The actors initially told their coworkers their injuries were from altercations with their intimate partners. After gaging their response, the actors then presented their coworkers with cards that explained the exercise and provided contact information for violence prevention resources.

Staff Sgt. Adam Waters, who works for the Preparatory School, said about 50 percent of the people asked about his injuries. A larger number of women than men asked him about his injuries, which he attributed to the misconception that men are not often victims of domestic violence.

“I found that a lot of people didn’t take it very seriously or were hesitant to ask me details about my injury, either joking about it or even attributing it to a sports injury,” he said. “I also think there is an aspect of pride involved; I felt a little embarrassed to [suggest] that my spouse had abused me in a conversation with another man.”

Aside from gender, rank played a factor in bystanders’ responses.
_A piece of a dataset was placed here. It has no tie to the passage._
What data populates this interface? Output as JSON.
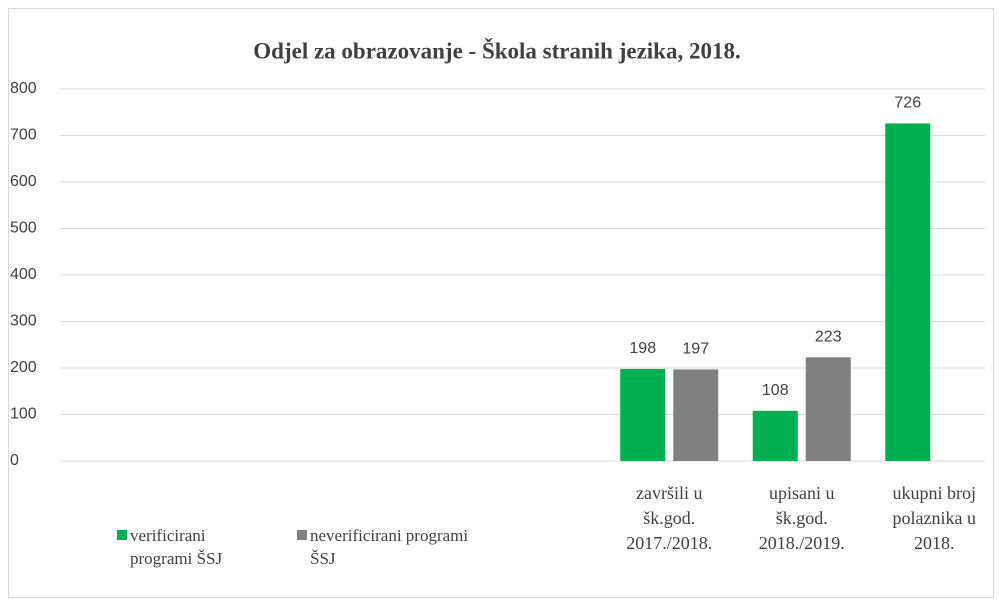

Senior Master Sgt. Candi Schneider, the 10th Force Support Squadron superintendent, said one service member who did not approach her during the exercise said she was afraid to be wrong about abuse when talking to a senior noncommissioned officer.

“As a survivor of domestic violence, I told her to ask, because you might be the only one who does,” Schneider said.

She said the exercise led to in-depth conversations that allowed her to share her experience with domestic assault in a previous relationship and scenarios she had encountered as a first sergeant.

The exercise created empathy and understanding of abuse survivors for the actors.

“I had several of the actors tell me that they were so happy to wash off their bruises at the end of the exercise while also coming to understand that real abuse victims don’t have that option,” Lee said.

The campaign was timed to coincide with Teen Dating Violence Awareness and Prevention Month. The goal of the awareness month is to help young people make healthy choices in their relationships.